Location
- 1440 9th Avenue North Regina, Saskatchewan S4R 8B1Saskatchewan Canada
- Coordinates: 50°29′05″N 104°36′05″W﻿ / ﻿50.484788°N 104.601398°W

District information
- Grades: Pre K to 12
- Established: 1995
- CEO / Director of Education: Ronald Ajavon
- Schools: 14
- Budget: $38 million (2019)

Students and staff
- Students: 2,164 (2025)
- Teachers: 186 (full-time equivalent)

Other information
- Website: www.ecolefrancophone.com

= Conseil des écoles fransaskoises =

French-language school district in Saskatchewan, Canada

The Conseil des écoles fransaskoises (CÉF) is a school division in the Canadian province of Saskatchewan. Primarily serving the Fransaskois community, is the only French-language school division in the province. CÉF is a hybrid division, both public and Roman Catholic.

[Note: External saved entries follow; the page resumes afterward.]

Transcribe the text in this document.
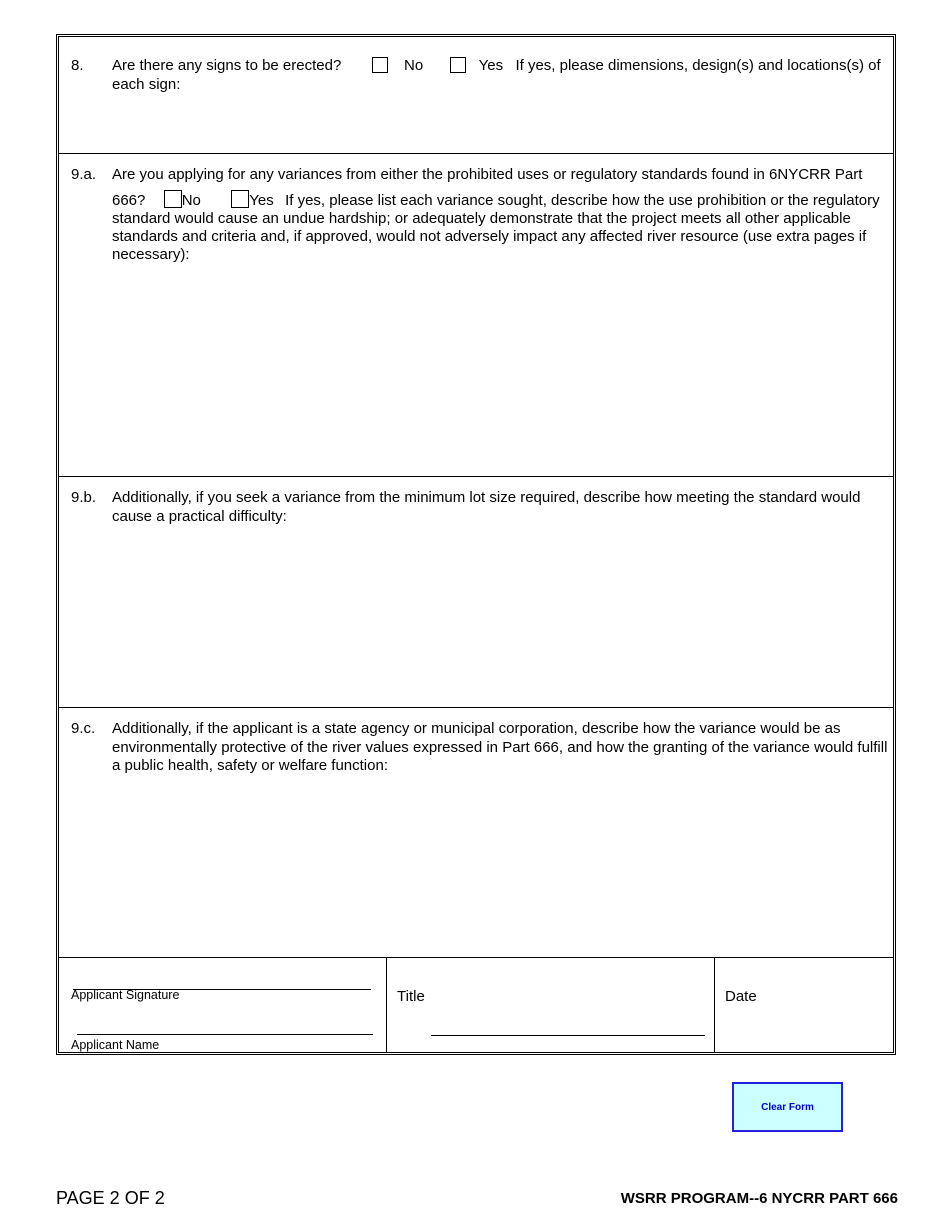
8. Are there any signs to be erected?	No	Yes If yes, please dimensions, design(s) and locations(s) of each sign:
9.a. Are you applying for any variances from either the prohibited uses or regulatory standards found in 6NYCRR Part
666? No	Yes If yes, please list each variance sought, describe how the use prohibition or the regulatory standard would cause an undue hardship; or adequately demonstrate that the project meets all other applicable standards and criteria and, if approved, would not adversely impact any affected river resource (use extra pages if necessary):
9.b. Additionally, if you seek a variance from the minimum lot size required, describe how meeting the standard would cause a practical difficulty:
9.c. Additionally, if the applicant is a state agency or municipal corporation, describe how the variance would be as environmentally protective of the river values expressed in Part 666, and how the granting of the variance would fulfill a public health, safety or welfare function:
Applicant Signature
Applicant Name
Title	Date
Clear Form
PAGE 2 OF 2	WSRR PROGRAM--6 NYCRR PART 666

It operates 14 elementary and secondary schools throughout the province.

CÉF was created in 1995. In that year, it had 890 students, growing to over 2,100 students by 2025. It has schools in Gravelbourg, Ponteix, Saskatoon, Moose Jaw, Regina, Zenon Park, North Battleford, Vonda, Bellegarde, Bellevue, and Prince Albert.

In locations not served by one of the division's schools, students learn by distance education through either live videoconferencing sessions or web-based courses.